I don’t think I can explain to you how deeply disturbing I am finding that, a day later. I think I’m getting it back, re-establishing empathy and compassion, the genuineness of human feelings. But I feel a readiness, I am right now more easily cruel, less forgiving, callous and readier for certain things. But basically cold..

I should have been better for her last night, but instead, I was what I was.

In that sense, I failed.

I think that perhaps certain situations call for an extreme functionality in me that sets emotions and empathy aside. I think that I was conscientious, and abstractedly empathic. But I didn’t really feel much. I was triaging – responding to threat and danger, functionally dealing with the aftermath, rather than the emotions. This isn’t a bad thing, if you have someone who is dealing with a severed artery, they need a pressure bandage, not a hug. If you’re facing a fire, get the fire extinguisher and deal with it, don’t stop and relate to your feelings.

Still, I am disturbed by my coldness, the inhumanity of those moments.

And finally, as always, there’s the bullshit. The bullshit is what comes after every situation, the dull tedium of the consequences and aftermath. She’s got to deal with insurance, and police, and getting the insurance contractor to fix her place, finding what’s missing and mourning the small pieces of jewelry which were all she had from her mother and grandmother, getting a security system, the unease of her brother’s potential return, and the cold ache of betrayal.
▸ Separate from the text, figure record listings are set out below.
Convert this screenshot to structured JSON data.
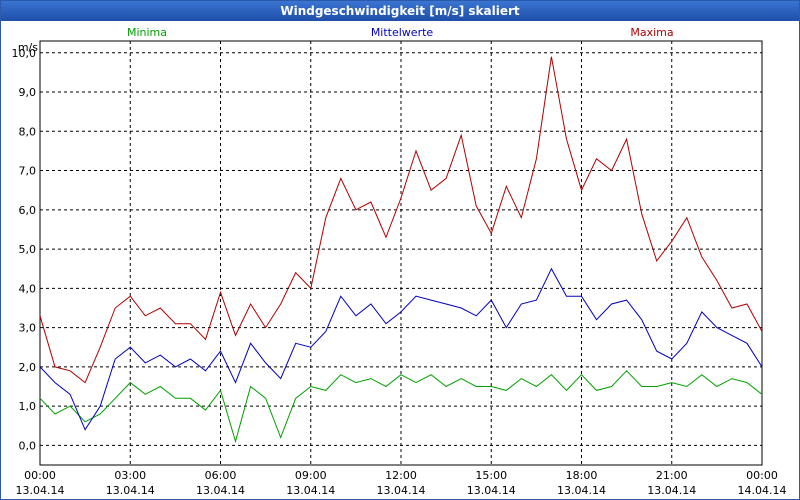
{
  "window": {
    "title": "Windgeschwindigkeit [m/s] skaliert"
  },
  "chart_data": {
    "type": "line",
    "title": "Windgeschwindigkeit [m/s] skaliert",
    "ylabel": "m/s",
    "xlabel": "",
    "ylim": [
      -0.5,
      10.3
    ],
    "xlim": [
      0,
      24
    ],
    "grid": true,
    "legend": "top",
    "yticks": [
      0,
      1,
      2,
      3,
      4,
      5,
      6,
      7,
      8,
      9,
      10
    ],
    "ytick_labels": [
      "0,0",
      "1,0",
      "2,0",
      "3,0",
      "4,0",
      "5,0",
      "6,0",
      "7,0",
      "8,0",
      "9,0",
      "10,0"
    ],
    "xticks": [
      0,
      3,
      6,
      9,
      12,
      15,
      18,
      21,
      24
    ],
    "xtick_labels": [
      [
        "00:00",
        "13.04.14"
      ],
      [
        "03:00",
        "13.04.14"
      ],
      [
        "06:00",
        "13.04.14"
      ],
      [
        "09:00",
        "13.04.14"
      ],
      [
        "12:00",
        "13.04.14"
      ],
      [
        "15:00",
        "13.04.14"
      ],
      [
        "18:00",
        "13.04.14"
      ],
      [
        "21:00",
        "13.04.14"
      ],
      [
        "00:00",
        "14.04.14"
      ]
    ],
    "x": [
      0,
      0.5,
      1,
      1.5,
      2,
      2.5,
      3,
      3.5,
      4,
      4.5,
      5,
      5.5,
      6,
      6.5,
      7,
      7.5,
      8,
      8.5,
      9,
      9.5,
      10,
      10.5,
      11,
      11.5,
      12,
      12.5,
      13,
      13.5,
      14,
      14.5,
      15,
      15.5,
      16,
      16.5,
      17,
      17.5,
      18,
      18.5,
      19,
      19.5,
      20,
      20.5,
      21,
      21.5,
      22,
      22.5,
      23,
      23.5,
      24
    ],
    "series": [
      {
        "name": "Minima",
        "color": "#00a000",
        "values": [
          1.2,
          0.8,
          1.0,
          0.6,
          0.8,
          1.2,
          1.6,
          1.3,
          1.5,
          1.2,
          1.2,
          0.9,
          1.4,
          0.1,
          1.5,
          1.2,
          0.2,
          1.2,
          1.5,
          1.4,
          1.8,
          1.6,
          1.7,
          1.5,
          1.8,
          1.6,
          1.8,
          1.5,
          1.7,
          1.5,
          1.5,
          1.4,
          1.7,
          1.5,
          1.8,
          1.4,
          1.8,
          1.4,
          1.5,
          1.9,
          1.5,
          1.5,
          1.6,
          1.5,
          1.8,
          1.5,
          1.7,
          1.6,
          1.3
        ]
      },
      {
        "name": "Mittelwerte",
        "color": "#0000c0",
        "values": [
          2.0,
          1.6,
          1.3,
          0.4,
          1.0,
          2.2,
          2.5,
          2.1,
          2.3,
          2.0,
          2.2,
          1.9,
          2.4,
          1.6,
          2.6,
          2.1,
          1.7,
          2.6,
          2.5,
          2.9,
          3.8,
          3.3,
          3.6,
          3.1,
          3.4,
          3.8,
          3.7,
          3.6,
          3.5,
          3.3,
          3.7,
          3.0,
          3.6,
          3.7,
          4.5,
          3.8,
          3.8,
          3.2,
          3.6,
          3.7,
          3.2,
          2.4,
          2.2,
          2.6,
          3.4,
          3.0,
          2.8,
          2.6,
          2.0
        ]
      },
      {
        "name": "Maxima",
        "color": "#b00000",
        "values": [
          3.3,
          2.0,
          1.9,
          1.6,
          2.5,
          3.5,
          3.8,
          3.3,
          3.5,
          3.1,
          3.1,
          2.7,
          3.9,
          2.8,
          3.6,
          3.0,
          3.6,
          4.4,
          4.0,
          5.8,
          6.8,
          6.0,
          6.2,
          5.3,
          6.3,
          7.5,
          6.5,
          6.8,
          7.9,
          6.1,
          5.4,
          6.6,
          5.8,
          7.3,
          9.9,
          7.8,
          6.5,
          7.3,
          7.0,
          7.8,
          5.9,
          4.7,
          5.2,
          5.8,
          4.8,
          4.2,
          3.5,
          3.6,
          2.9
        ]
      }
    ]
  }
}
No matter what, there’s always the bullshit that comes after, the minutiae and nuts and bolts of life, the tedium and inconveniences of the trauma that drag on and on. That’s life. No matter how bad it gets in a moment, no matter how profound it is… time moves on, the seconds turn into minutes turns into hours and turns into days.

And we get to be around for all of it. Unless we’re unlucky, or lucky. We get to live on, and just deal with the crap and the aftermath, clean up what we can, adjust to what we can’t, and live.

I wish she didn’t have to go through that, it would be nice to have a magic wand to set us free, to make it as if fit never happened. But it did, and so we are forced to go on.

The world moves on, no matter what. You just have to move along with it, or you get left behind.